Bin Laden’s Death: Why I Can’t Celebrate

Bin Laden’s Death: Why I Can’t Celebrate

Osama bin Laden’s face is all over the television.  People are flooding the streets waving American flags.  The President speaks of our unity and resolve as a nation.  And 9/11 is on everyone’s mind.  This has all happened before.

Except this time, ten years after 9/11, we are not grieving death; we are celebrating death.  We have slain Osama bin Laden – the one who first slayed us.  And we are singing and laughing and high-fiving.  As if this is the end.  As if violence can end a cycle of retaliation.  As if retribution can bring the dead back.  As if the troops are coming home tomorrow.

Even if I wanted to celebrate, I’m too busy worrying.  Today, many Sikh, Muslim, and Arab American families, brace for violence, concerned that Americans will target those who “look like” the Osama bin Laden we just destroyed. We didn’t bring Osama bin Laden to trial, after all.  We killed him before we captured his body.  So why would vigilante Americans wait for the law to take care of the “terrorists” in their midst?

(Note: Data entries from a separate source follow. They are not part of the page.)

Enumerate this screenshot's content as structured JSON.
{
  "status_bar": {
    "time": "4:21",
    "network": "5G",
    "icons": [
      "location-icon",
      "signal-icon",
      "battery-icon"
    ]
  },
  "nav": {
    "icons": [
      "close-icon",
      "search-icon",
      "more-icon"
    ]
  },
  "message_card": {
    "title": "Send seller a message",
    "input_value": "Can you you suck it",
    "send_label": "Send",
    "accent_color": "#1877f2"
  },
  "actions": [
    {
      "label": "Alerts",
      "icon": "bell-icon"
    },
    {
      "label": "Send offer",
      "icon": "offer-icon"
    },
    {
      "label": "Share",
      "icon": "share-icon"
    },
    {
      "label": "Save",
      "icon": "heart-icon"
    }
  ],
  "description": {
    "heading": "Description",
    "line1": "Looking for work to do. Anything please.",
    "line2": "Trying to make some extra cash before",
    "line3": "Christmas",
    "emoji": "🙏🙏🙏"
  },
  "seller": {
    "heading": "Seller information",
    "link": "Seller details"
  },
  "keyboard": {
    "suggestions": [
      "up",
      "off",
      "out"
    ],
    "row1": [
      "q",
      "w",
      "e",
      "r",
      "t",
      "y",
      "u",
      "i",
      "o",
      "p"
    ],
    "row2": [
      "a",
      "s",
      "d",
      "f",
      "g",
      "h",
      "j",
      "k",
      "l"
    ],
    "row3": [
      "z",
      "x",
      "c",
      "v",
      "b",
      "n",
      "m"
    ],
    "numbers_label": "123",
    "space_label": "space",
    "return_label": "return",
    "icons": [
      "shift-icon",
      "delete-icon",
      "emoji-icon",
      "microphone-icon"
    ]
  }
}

The last time a sudden burst of nationalism rallied us against America’s turbaned and bearded enemy, an epidemic of hate crimes swept the country.  In the yearlong aftermath of 9/11, the FBI reported a 1700 percent increase in anti-Muslim violence. At least 19 people were killed in hate murders. In the last decade, we have seen resurgences of hate violence whenever anti-Muslim rhetoric reaches a fever pitch, as it has since the firestorm around the so-called “Ground Zero Mosque” last election season confirmed to politicians that they can use anti-Muslim sentiment to win political points.

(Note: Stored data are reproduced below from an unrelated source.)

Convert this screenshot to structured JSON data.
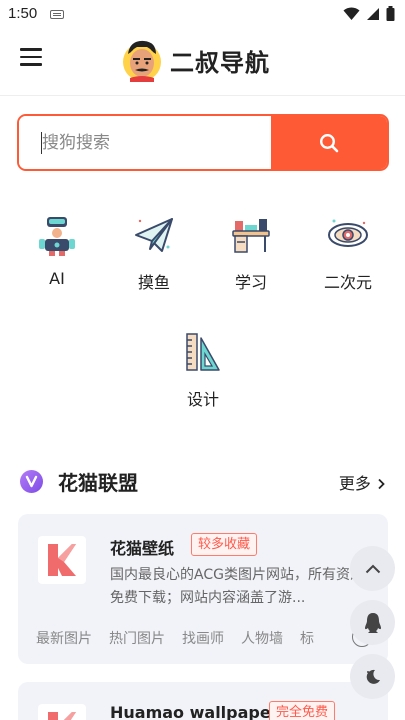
{
  "status_bar": {
    "time": "1:50"
  },
  "header": {
    "app_name": "二叔导航"
  },
  "search": {
    "placeholder": "搜狗搜索"
  },
  "categories": [
    {
      "label": "AI",
      "icon": "robot-icon"
    },
    {
      "label": "摸鱼",
      "icon": "paper-plane-icon"
    },
    {
      "label": "学习",
      "icon": "desk-icon"
    },
    {
      "label": "二次元",
      "icon": "planet-icon"
    },
    {
      "label": "设计",
      "icon": "ruler-triangle-icon"
    }
  ],
  "section": {
    "title": "花猫联盟",
    "more_label": "更多"
  },
  "cards": [
    {
      "title": "花猫壁纸",
      "tag": "较多收藏",
      "description": "国内最良心的ACG类图片网站，所有资源免费下载；网站内容涵盖了游...",
      "links": [
        "最新图片",
        "热门图片",
        "找画师",
        "人物墙",
        "标"
      ]
    },
    {
      "title": "Huamao wallpaper",
      "tag": "完全免费"
    }
  ],
  "colors": {
    "accent": "#ff5a36",
    "card_bg": "#f1f3f8",
    "tag_red": "#ff5a4b"
  }
}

In the last few months alone, Congressman Peter King held controversial congressional hearings investigating “radicalization” in the Muslim community, Tea Party protesters yelled “Terrorist!” and “Remember 9/11″ at Muslim families at a fundraiser, legislators proposed a flurry of bills banning sharia in more than a dozen states, and Arizona tried to pass a bill that would remove the name of a victim of post-9/11 hate murders from its 9/11 memorial. It was only a matter of time before we heard news of violence.  Just a few days before the congressional hearings, two turbaned Sikhs were gunned down in likely hate crimes in Elk Grove, CA.  Another was murdered in Las Vegas.

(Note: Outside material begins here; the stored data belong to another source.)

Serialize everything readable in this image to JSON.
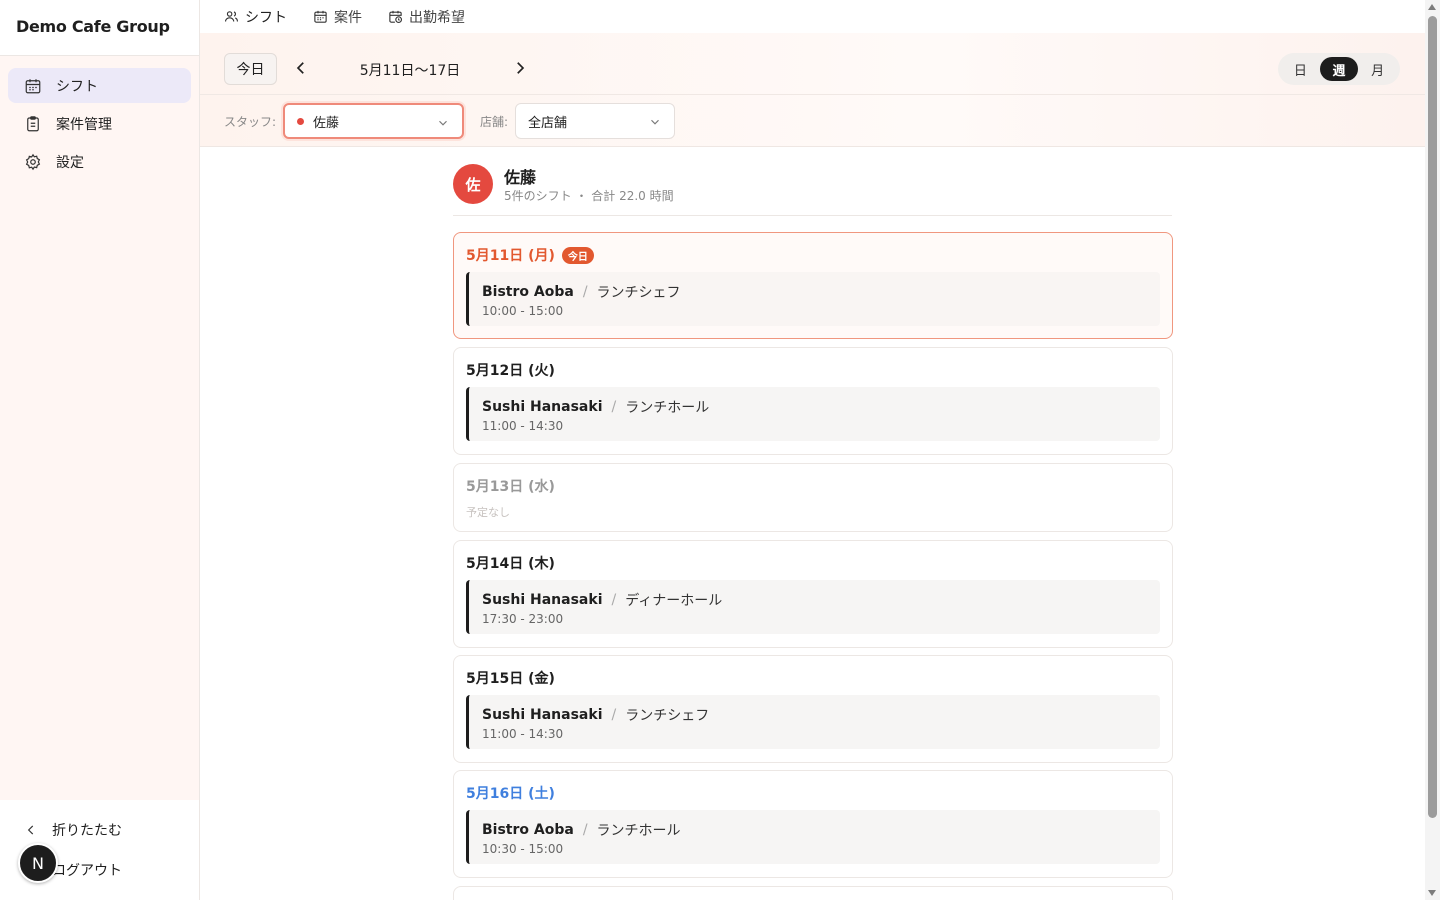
{
  "sidebar": {
    "brand": "Demo Cafe Group",
    "items": [
      {
        "label": "シフト",
        "icon": "calendar-icon",
        "active": true
      },
      {
        "label": "案件管理",
        "icon": "clipboard-icon",
        "active": false
      },
      {
        "label": "設定",
        "icon": "gear-icon",
        "active": false
      }
    ],
    "collapse_label": "折りたたむ",
    "logout_label": "ログアウト",
    "avatar_initial": "N"
  },
  "tabs": [
    {
      "label": "シフト",
      "icon": "users-icon",
      "active": true
    },
    {
      "label": "案件",
      "icon": "calendar-icon",
      "active": false
    },
    {
      "label": "出勤希望",
      "icon": "calendar-clock-icon",
      "active": false
    }
  ],
  "toolbar": {
    "today_label": "今日",
    "date_range": "5月11日〜17日",
    "view_modes": [
      {
        "label": "日",
        "active": false
      },
      {
        "label": "週",
        "active": true
      },
      {
        "label": "月",
        "active": false
      }
    ],
    "staff_label": "スタッフ:",
    "staff_value": "佐藤",
    "store_label": "店舗:",
    "store_value": "全店舗"
  },
  "profile": {
    "initial": "佐",
    "name": "佐藤",
    "summary": "5件のシフト ・ 合計 22.0 時間"
  },
  "days": [
    {
      "title": "5月11日 (月)",
      "badge": "今日",
      "kind": "today",
      "shift": {
        "store": "Bistro Aoba",
        "role": "ランチシェフ",
        "time": "10:00 - 15:00"
      }
    },
    {
      "title": "5月12日 (火)",
      "kind": "normal",
      "shift": {
        "store": "Sushi Hanasaki",
        "role": "ランチホール",
        "time": "11:00 - 14:30"
      }
    },
    {
      "title": "5月13日 (水)",
      "kind": "empty",
      "empty_text": "予定なし"
    },
    {
      "title": "5月14日 (木)",
      "kind": "normal",
      "shift": {
        "store": "Sushi Hanasaki",
        "role": "ディナーホール",
        "time": "17:30 - 23:00"
      }
    },
    {
      "title": "5月15日 (金)",
      "kind": "normal",
      "shift": {
        "store": "Sushi Hanasaki",
        "role": "ランチシェフ",
        "time": "11:00 - 14:30"
      }
    },
    {
      "title": "5月16日 (土)",
      "kind": "sat",
      "shift": {
        "store": "Bistro Aoba",
        "role": "ランチホール",
        "time": "10:30 - 15:00"
      }
    }
  ],
  "colors": {
    "accent": "#e8603c",
    "staff_dot": "#e4493f",
    "saturday": "#3f7fde"
  }
}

Today, the news of Osama bin Laden’s killing does not bring an end to the hate; it refuels it.  In a decade-long “war” against terror, each time our government decides that some people are so bad that they must be placed outside the reach of law, our national imagination shrinks.  Human beings, in their fullness and complexity, become one-dimensional enemies.  It’s hard to kill people; it’s easy to kill enemies.  Frightened by Islamic fanaticism, we turned Osama bin Laden from a frail sick human being into a mythic super-criminal who embodied pure evil. So, no wonder people are celebrating his destruction.

We would never celebrate the murder of a person.  But thousands are pouring into the streets to rejoice in the death of evil incarnate. And those who “look like” him — especially Sikh men and boys with turbans and beards who have endured a decade of “hey bin Laden!” on our city streets — are waiting and hoping that Americans might change how they see.


Update: Breaking News —  5/2/11 at 1PM PST

A Portland mosque was vandalized just hours after President Obama announced that the U.S. had killed bin Laden.  The graffiti reads: OSAMA TODAY, ISLAM TOMORROW.